Oud-en-Nieuw

Leo Mock z”l

vrijdag 1 januari 2010

Wanneer u deze column leest is het alweer 2010. Het jaar is omgevlogen. In mijn gevoel begon het jaar pas een maand of drie geleden ☺ Gek hè? Vroeger vond ik Oud-en-Nieuw fantastisch, ja leuker nog dan Simchat Tora en Poeriem! Onze niet-Joodse buurvrouw bakte special voor ons ‘kosjere’ oliebollen en appelflappen. Dat wil zeggen dat ze kosjere ingrediënten gebruikte en alles in de zonnebloemolie bakte.
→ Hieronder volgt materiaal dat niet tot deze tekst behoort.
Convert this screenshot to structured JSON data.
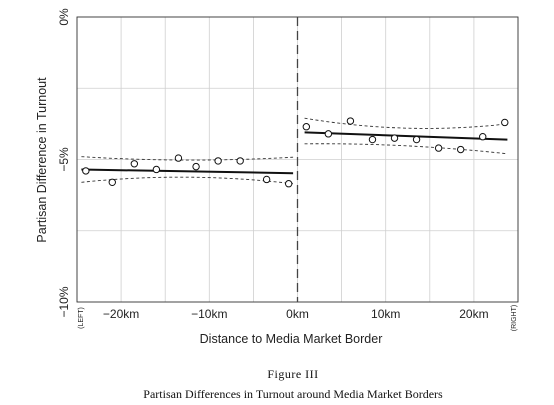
{
  "figure": {
    "number": "Figure III",
    "caption": "Partisan Differences in Turnout around Media Market Borders"
  },
  "chart_data": {
    "type": "scatter",
    "xlabel": "Distance to Media Market Border",
    "ylabel": "Partisan Difference in Turnout",
    "xlim": [
      -25,
      25
    ],
    "ylim": [
      -10,
      0
    ],
    "x_ticks": [
      -20,
      -10,
      0,
      10,
      20
    ],
    "x_tick_labels": [
      "−20km",
      "−10km",
      "0km",
      "10km",
      "20km"
    ],
    "y_ticks": [
      0,
      -5,
      -10
    ],
    "y_tick_labels": [
      "0%",
      "−5%",
      "−10%"
    ],
    "edge_labels": {
      "left": "(LEFT)",
      "right": "(RIGHT)"
    },
    "grid": true,
    "border_line_x": 0,
    "series": [
      {
        "points": [
          {
            "x": -24,
            "y": -5.4
          },
          {
            "x": -21,
            "y": -5.8
          },
          {
            "x": -18.5,
            "y": -5.15
          },
          {
            "x": -16,
            "y": -5.35
          },
          {
            "x": -13.5,
            "y": -4.95
          },
          {
            "x": -11.5,
            "y": -5.25
          },
          {
            "x": -9,
            "y": -5.05
          },
          {
            "x": -6.5,
            "y": -5.05
          },
          {
            "x": -3.5,
            "y": -5.7
          },
          {
            "x": -1,
            "y": -5.85
          }
        ],
        "fit": {
          "x": [
            -24.5,
            -0.5
          ],
          "y": [
            -5.35,
            -5.48
          ]
        },
        "ci_upper": {
          "x": [
            -24.5,
            -12.5,
            -0.5
          ],
          "y": [
            -4.9,
            -5.02,
            -4.92
          ]
        },
        "ci_lower": {
          "x": [
            -24.5,
            -12.5,
            -0.5
          ],
          "y": [
            -5.8,
            -5.62,
            -5.85
          ]
        }
      },
      {
        "points": [
          {
            "x": 1,
            "y": -3.85
          },
          {
            "x": 3.5,
            "y": -4.1
          },
          {
            "x": 6,
            "y": -3.65
          },
          {
            "x": 8.5,
            "y": -4.3
          },
          {
            "x": 11,
            "y": -4.25
          },
          {
            "x": 13.5,
            "y": -4.3
          },
          {
            "x": 16,
            "y": -4.6
          },
          {
            "x": 18.5,
            "y": -4.65
          },
          {
            "x": 21,
            "y": -4.2
          },
          {
            "x": 23.5,
            "y": -3.7
          }
        ],
        "fit": {
          "x": [
            0.8,
            23.8
          ],
          "y": [
            -4.05,
            -4.3
          ]
        },
        "ci_upper": {
          "x": [
            0.8,
            12.3,
            23.8
          ],
          "y": [
            -3.55,
            -3.9,
            -3.75
          ]
        },
        "ci_lower": {
          "x": [
            0.8,
            12.3,
            23.8
          ],
          "y": [
            -4.45,
            -4.52,
            -4.8
          ]
        }
      }
    ]
  }
}
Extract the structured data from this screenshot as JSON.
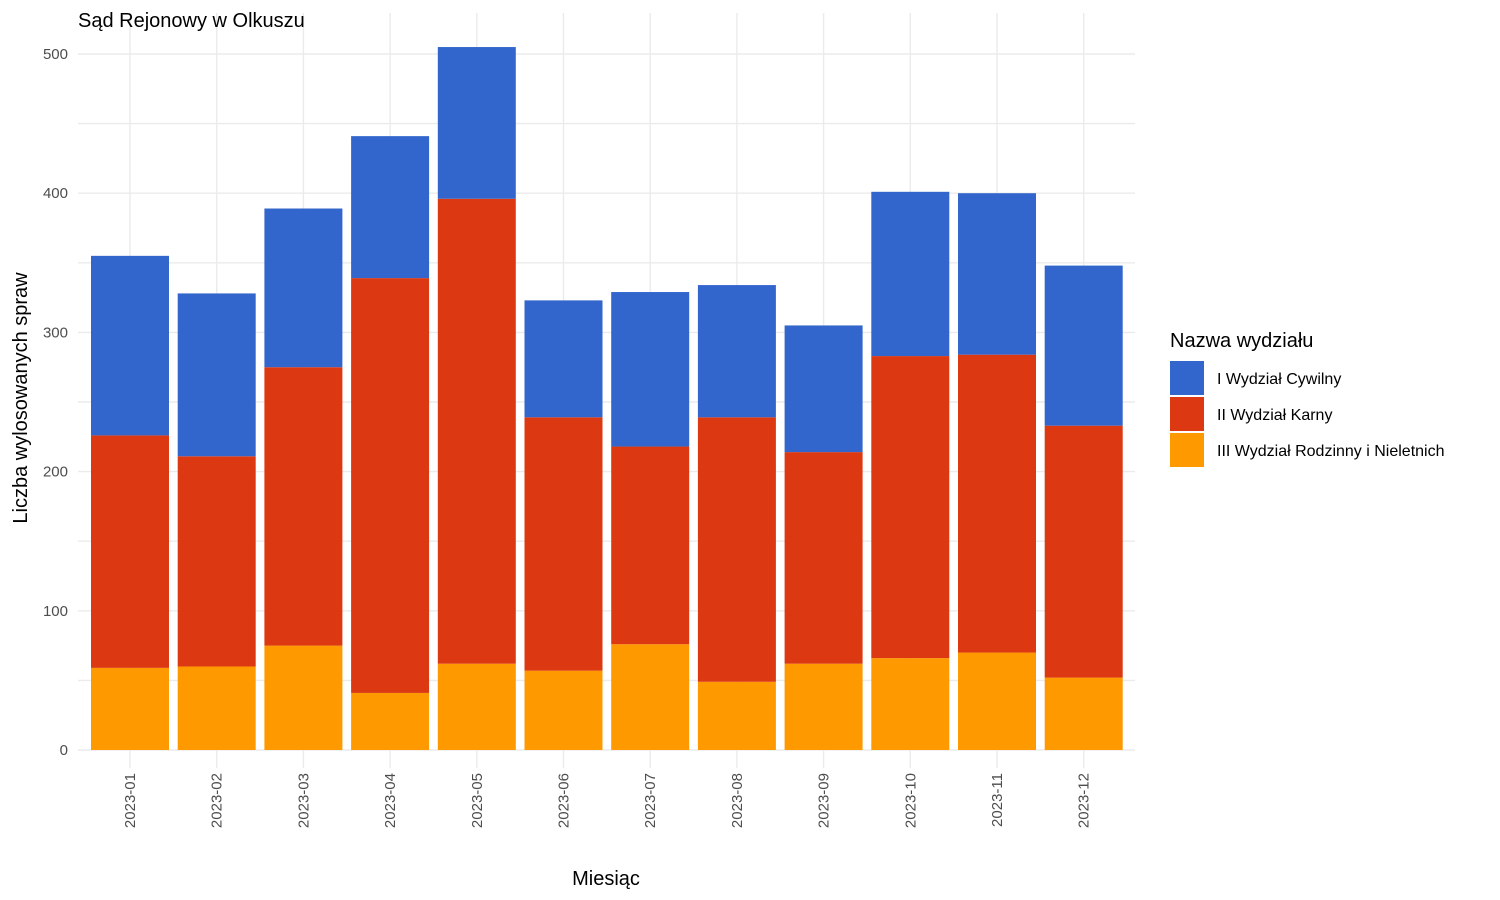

Heerlijk. Wanneer Oud-en-Nieuw op Sjabbes viel was dat een tegenvaller, maar ja volgend jaar beter. Als puber vond ik al dat geknal zonde van het geld eigenlijk, terwijl ze in Afrika niet te eten hadden. Maar ja, die kanonslagen en strijkers waren natuurlijk wel erg spannend. Zo ongeveer het spannendst dat een Joodse jongen die niet in dienst zou gaan zou meemaken ... Vooral die strijkers: volgens sommigen waren die illegaal of inferieur – ik weet het niet meer. In ieder geval, boze tongen beweerden dat 1 op de zoveel strijkers in je handen kon ontploffen. Reden te meer om ze aan te schaffen natuurlijk. Ja, in die goede oude tijd werden zwart/grijsrijden in het OV, voortijdig afsteken van vuurwerk en spijbelen nog niet als halsmisdrijven aangemerkt die een groot ambtenaren-apparaat rechtvaardigen, om overtreders op te sporen en te straffen. Wel verboden natuurlijk, maar laten we het niet overdrijven. Hoe 30 jaar kabinetten van immer klagende conservatieven en nep-christenen (er is geen geld meer, bezuinigingen, overheidsschuld, fatsoen & moraal geblabla, etc) een land kunnen veranderen ...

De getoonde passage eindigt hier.